In the 1980s, Seaside served to crystallize, in alliance and in debate, a widening community with a shared set of ideas, but very different sensibilities, from Léon Krier to Christopher Alexander. The New Urbanism was about ideas but it was style that ultimately defined its limits. But as it took shape, Seaside emerged in popular media—and it was widely covered—as a cartoon of itself. It was depicted as a sort of pastel, po mo village. The houses grew larger and more elaborate than planned. This was in contrast to the town’s early days, which involved a vision of more rugged vernacular architecture, more beach shack than cottage.

As roses and tents selling crafts appeared at Seaside, some of the architects who were early supporters joked about a lost alternative: Darkside, which would have been built of plywood and corrugated tin. The town’s specific rules for building masses and details could seem overweening and bossy. But the results were surprising, as exemplified by a requirement that each house have a white fence in its front yard—a seemingly petty regulation that resulted in a wonderfully eclectic variety of fence designs.

Seaside was criticized as not being “a real test” economically because it was effectively a resort.
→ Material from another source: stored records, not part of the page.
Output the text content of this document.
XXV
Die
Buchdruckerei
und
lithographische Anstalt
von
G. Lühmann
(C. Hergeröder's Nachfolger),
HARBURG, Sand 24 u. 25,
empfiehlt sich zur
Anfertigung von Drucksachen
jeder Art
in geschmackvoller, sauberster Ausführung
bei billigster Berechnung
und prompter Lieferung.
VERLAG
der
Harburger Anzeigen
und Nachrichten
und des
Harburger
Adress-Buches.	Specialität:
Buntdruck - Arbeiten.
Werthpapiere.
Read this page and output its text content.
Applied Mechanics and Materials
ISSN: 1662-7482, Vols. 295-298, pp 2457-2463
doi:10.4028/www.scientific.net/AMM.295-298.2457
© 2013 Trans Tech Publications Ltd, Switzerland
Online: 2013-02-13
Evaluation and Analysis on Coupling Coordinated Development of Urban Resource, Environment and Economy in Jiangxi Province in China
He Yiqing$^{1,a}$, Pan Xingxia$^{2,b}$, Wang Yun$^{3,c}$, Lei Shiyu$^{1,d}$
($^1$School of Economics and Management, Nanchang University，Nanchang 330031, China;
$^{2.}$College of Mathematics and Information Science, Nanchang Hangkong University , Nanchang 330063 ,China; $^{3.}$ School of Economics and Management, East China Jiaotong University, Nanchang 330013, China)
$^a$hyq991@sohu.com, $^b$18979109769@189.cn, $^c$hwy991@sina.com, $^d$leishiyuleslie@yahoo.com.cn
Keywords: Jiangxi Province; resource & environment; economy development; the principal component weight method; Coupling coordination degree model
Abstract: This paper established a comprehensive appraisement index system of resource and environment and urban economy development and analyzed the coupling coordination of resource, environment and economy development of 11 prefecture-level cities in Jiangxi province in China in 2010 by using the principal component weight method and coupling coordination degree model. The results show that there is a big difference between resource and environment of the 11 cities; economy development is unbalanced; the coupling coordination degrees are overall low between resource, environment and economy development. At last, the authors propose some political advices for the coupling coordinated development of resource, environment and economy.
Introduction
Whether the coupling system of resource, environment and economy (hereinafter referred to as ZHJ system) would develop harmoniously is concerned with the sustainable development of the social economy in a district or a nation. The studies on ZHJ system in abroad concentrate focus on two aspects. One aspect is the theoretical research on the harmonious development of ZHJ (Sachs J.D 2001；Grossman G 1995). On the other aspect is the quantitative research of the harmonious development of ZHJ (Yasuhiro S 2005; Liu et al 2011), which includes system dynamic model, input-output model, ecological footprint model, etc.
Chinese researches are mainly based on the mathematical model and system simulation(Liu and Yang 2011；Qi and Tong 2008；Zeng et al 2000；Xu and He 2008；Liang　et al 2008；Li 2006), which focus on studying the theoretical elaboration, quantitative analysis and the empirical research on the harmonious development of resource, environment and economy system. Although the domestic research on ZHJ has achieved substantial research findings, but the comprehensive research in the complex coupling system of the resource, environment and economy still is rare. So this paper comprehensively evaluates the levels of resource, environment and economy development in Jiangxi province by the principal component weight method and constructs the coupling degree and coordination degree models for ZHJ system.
Indeed, the pattern of Seaside’s growth was not unlike that of early suburbs, like Llewelyn Park, New Jersey, where simple refuges from the city grew into prestige enclosed communities. It was also conflated in the public mind with Celebration, the showcase town built on New Urbanist themes by Disney in Florida. That may be due to its appearance as setting for the 1998 film The Truman Show, where it seemed a colder, less human place than it actually is. Like many things from the 1980s, Seaside suffers in memory.

The historicist and “cutesy” aspect of Seaside architecture may have obscured the ideas of street and town, with emphasis on walking and biking, that it shares with younger urbanists. Younger new modernists differ from the new urbanists before them. They look not to upgrading the suburbs but to upgrading the inner city, and focus less on the house than the apartment building. But Seaside has a lot of lessons to teach.

The need for more discussion of Seaside is established eloquently in the opening pages, with foreword and introduction by Yale’s venerable architectural historian Vincent Scully and critic Paul Goldberger, respectively. Both make the key point: ideas transcend aesthetics at Seaside. As Paul Goldberger puts it, “Form, Seaside tells us over and over again, is not style. And neither is urbanism style.”